Games that use dice and the dice themselves date back to the Middle Eastern Crusades, but modern craps is approximately a century old. Current craps developed from the ancient Anglo game referred to as Hazard. No one absolutely knows the ancestry of the game, however Hazard is believed to have been made up by the Anglo, Sir William of Tyre, sometime in the twelfth century. It is theorized that Sir William’s horsemen enjoyed Hazard through a siege on the fortress Hazarth in 1125 AD. The name Hazard was acquired from the castle’s name.

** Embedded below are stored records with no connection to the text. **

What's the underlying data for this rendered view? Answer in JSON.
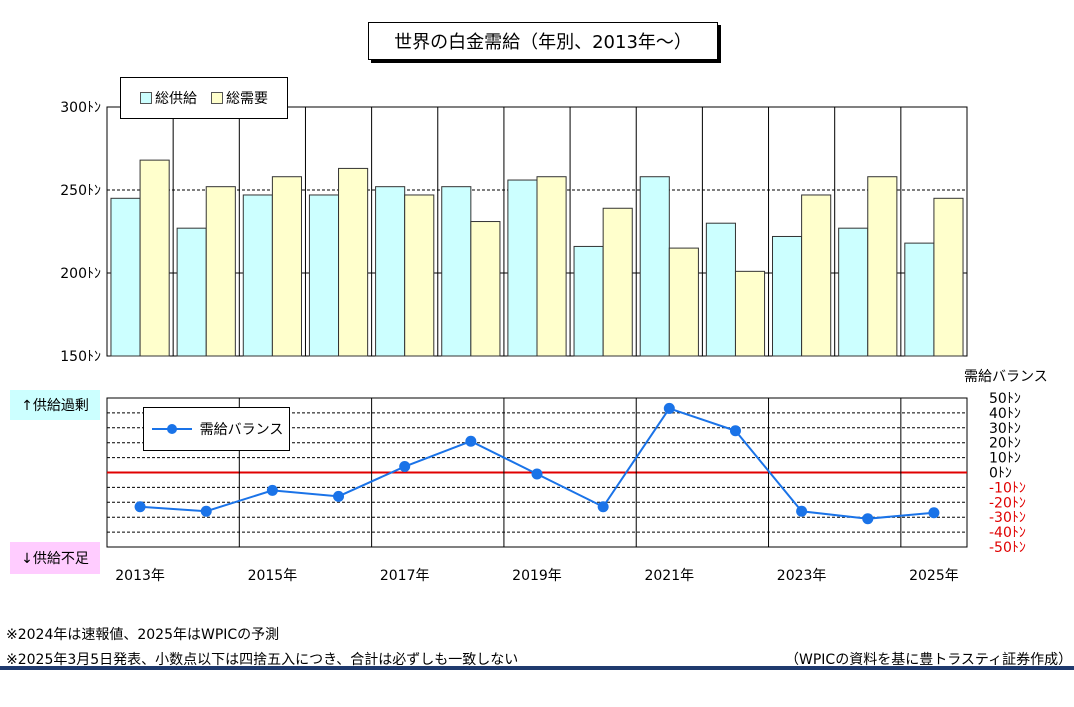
{
  "title": "世界の白金需給（年別、2013年～）",
  "side_labels": {
    "surplus": "↑供給過剰",
    "deficit": "↓供給不足"
  },
  "balance_axis_title": "需給バランス",
  "notes": [
    "※2024年は速報値、2025年はWPICの予測",
    "※2025年3月5日発表、小数点以下は四捨五入につき、合計は必ずしも一致しない"
  ],
  "source": "（WPICの資料を基に豊トラスティ証券作成）",
  "colors": {
    "supply": "#ccffff",
    "demand": "#ffffcc",
    "balance": "#1a73e8",
    "zero_line": "#e00000",
    "negative_ticks": "#e00000"
  },
  "chart_data": [
    {
      "type": "bar",
      "categories": [
        "2013年",
        "2014年",
        "2015年",
        "2016年",
        "2017年",
        "2018年",
        "2019年",
        "2020年",
        "2021年",
        "2022年",
        "2023年",
        "2024年",
        "2025年"
      ],
      "category_labels": [
        "2013年",
        "2015年",
        "2017年",
        "2019年",
        "2021年",
        "2023年",
        "2025年"
      ],
      "series": [
        {
          "name": "総供給",
          "values": [
            245,
            227,
            247,
            247,
            252,
            252,
            256,
            216,
            258,
            230,
            222,
            227,
            218
          ]
        },
        {
          "name": "総需要",
          "values": [
            268,
            252,
            258,
            263,
            247,
            231,
            258,
            239,
            215,
            201,
            247,
            258,
            245
          ]
        }
      ],
      "ylim": [
        150,
        300
      ],
      "yticks": [
        150,
        200,
        250,
        300
      ],
      "ytick_labels": [
        "150ﾄﾝ",
        "200ﾄﾝ",
        "250ﾄﾝ",
        "300ﾄﾝ"
      ],
      "legend": "top-left"
    },
    {
      "type": "line",
      "categories": [
        "2013年",
        "2014年",
        "2015年",
        "2016年",
        "2017年",
        "2018年",
        "2019年",
        "2020年",
        "2021年",
        "2022年",
        "2023年",
        "2024年",
        "2025年"
      ],
      "series": [
        {
          "name": "需給バランス",
          "values": [
            -23,
            -26,
            -12,
            -16,
            4,
            21,
            -1,
            -23,
            43,
            28,
            -26,
            -31,
            -27
          ]
        }
      ],
      "ylim": [
        -50,
        50
      ],
      "yticks": [
        50,
        40,
        30,
        20,
        10,
        0,
        -10,
        -20,
        -30,
        -40,
        -50
      ],
      "ytick_labels": [
        "50ﾄﾝ",
        "40ﾄﾝ",
        "30ﾄﾝ",
        "20ﾄﾝ",
        "10ﾄﾝ",
        "0ﾄﾝ",
        "-10ﾄﾝ",
        "-20ﾄﾝ",
        "-30ﾄﾝ",
        "-40ﾄﾝ",
        "-50ﾄﾝ"
      ],
      "legend": "top-left"
    }
  ]
}
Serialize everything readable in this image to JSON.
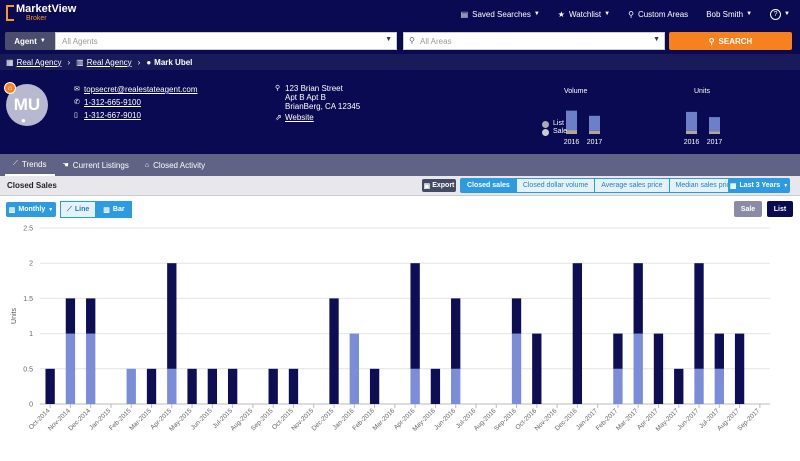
{
  "app": {
    "logo_text": "MarketView",
    "logo_sub": "Broker"
  },
  "topnav": {
    "saved_searches": "Saved Searches",
    "watchlist": "Watchlist",
    "custom_areas": "Custom Areas",
    "user": "Bob Smith",
    "help": "?"
  },
  "search": {
    "agent_label": "Agent",
    "agents_placeholder": "All Agents",
    "areas_placeholder": "All Areas",
    "search_label": "SEARCH"
  },
  "breadcrumb": {
    "items": [
      "Real Agency",
      "Real Agency",
      "Mark Ubel"
    ]
  },
  "profile": {
    "initials": "MU",
    "email": "topsecret@realestateagent.com",
    "phone1": "1-312-665-9100",
    "phone2": "1-312-667-9010",
    "address_line1": "123 Brian Street",
    "address_line2": "Apt B Apt B",
    "address_line3": "BrianBerg, CA 12345",
    "website": "Website"
  },
  "mini_charts": {
    "volume_label": "Volume",
    "units_label": "Units",
    "legend_list": "List",
    "legend_sale": "Sale",
    "years": [
      "2016",
      "2017"
    ],
    "volume": [
      {
        "list": 0.9,
        "sale": 0.15
      },
      {
        "list": 0.7,
        "sale": 0.12
      }
    ],
    "units": [
      {
        "list": 0.85,
        "sale": 0.12
      },
      {
        "list": 0.65,
        "sale": 0.1
      }
    ],
    "colors": {
      "list": "#6c7fc8",
      "sale": "#b0a890"
    }
  },
  "tabs": [
    "Trends",
    "Current Listings",
    "Closed Activity"
  ],
  "section": {
    "title": "Closed Sales",
    "export": "Export",
    "metrics": [
      "Closed sales",
      "Closed dollar volume",
      "Average sales price",
      "Median sales price"
    ],
    "range": "Last 3 Years"
  },
  "controls": {
    "monthly": "Monthly",
    "line": "Line",
    "bar": "Bar",
    "sale": "Sale",
    "list": "List"
  },
  "chart_data": {
    "type": "bar",
    "stacked": true,
    "ylabel": "Units",
    "ylim": [
      0,
      2.5
    ],
    "yticks": [
      0,
      0.5,
      1,
      1.5,
      2,
      2.5
    ],
    "grid": true,
    "categories": [
      "Oct-2014",
      "Nov-2014",
      "Dec-2014",
      "Jan-2015",
      "Feb-2015",
      "Mar-2015",
      "Apr-2015",
      "May-2015",
      "Jun-2015",
      "Jul-2015",
      "Aug-2015",
      "Sep-2015",
      "Oct-2015",
      "Nov-2015",
      "Dec-2015",
      "Jan-2016",
      "Feb-2016",
      "Mar-2016",
      "Apr-2016",
      "May-2016",
      "Jun-2016",
      "Jul-2016",
      "Aug-2016",
      "Sep-2016",
      "Oct-2016",
      "Nov-2016",
      "Dec-2016",
      "Jan-2017",
      "Feb-2017",
      "Mar-2017",
      "Apr-2017",
      "May-2017",
      "Jun-2017",
      "Jul-2017",
      "Aug-2017",
      "Sep-2017"
    ],
    "series": [
      {
        "name": "Sale",
        "color": "#7b8cd8",
        "values": [
          0,
          1,
          1,
          0,
          0.5,
          0,
          0.5,
          0,
          0,
          0,
          0,
          0,
          0,
          0,
          0,
          1,
          0,
          0,
          0.5,
          0,
          0.5,
          0,
          0,
          1,
          0,
          0,
          0,
          0,
          0.5,
          1,
          0,
          0,
          0.5,
          0.5,
          0,
          0
        ]
      },
      {
        "name": "List",
        "color": "#0e0e55",
        "values": [
          0.5,
          0.5,
          0.5,
          0,
          0,
          0.5,
          1.5,
          0.5,
          0.5,
          0.5,
          0,
          0.5,
          0.5,
          0,
          1.5,
          0,
          0.5,
          0,
          1.5,
          0.5,
          1,
          0,
          0,
          0.5,
          1,
          0,
          2,
          0,
          0.5,
          1,
          1,
          0.5,
          1.5,
          0.5,
          1,
          0
        ]
      }
    ],
    "axis_labels": [
      "Oct-2014",
      "Nov-2014",
      "Dec-2014",
      "Jan-2015",
      "Feb-2015",
      "Mar-2015",
      "Apr-2015",
      "May-2015",
      "Jun-2015",
      "Jul-2015",
      "Aug-2015",
      "Sep-2015",
      "Oct-2015",
      "Nov-2015",
      "Dec-2015",
      "Jan-2016",
      "Feb-2016",
      "Mar-2016",
      "Apr-2016",
      "May-2016",
      "Jun-2016",
      "Jul-2016",
      "Aug-2016",
      "Sep-2016",
      "Oct-2016",
      "Nov-2016",
      "Dec-2016",
      "Jan-2017",
      "Feb-2017",
      "Mar-2017",
      "Apr-2017",
      "May-2017",
      "Jun-2017",
      "Jul-2017",
      "Aug-2017",
      "Sep-2017"
    ]
  }
}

Early French colonists brought the game Hazard to Nova Scotia. In the 18th century, when driven away by the British, the French relocated south and located sanctuary in southern Louisiana where they eventually became known as Cajuns. When they fled Acadia, they took their preferred game, Hazard, along. The Cajuns simplified the game and made it mathematically fair. It’s said that the Cajuns changed the title to craps, which is acquired from the term for the non-winning toss of snake-eyes in the game of Hazard, recognized as "crabs."
From Louisiana, the game extended to the Mississippi riverboats and across the nation. A good many acknowledge the dice builder John H. Winn as the father of modern craps. In the early 1900s, Winn developed the modern craps setup. He added the Do not Pass line so gamblers could bet on the dice to lose. Afterwords, he invented the spaces for Place bets and put in place the Big 6, Big 8, and Hardways.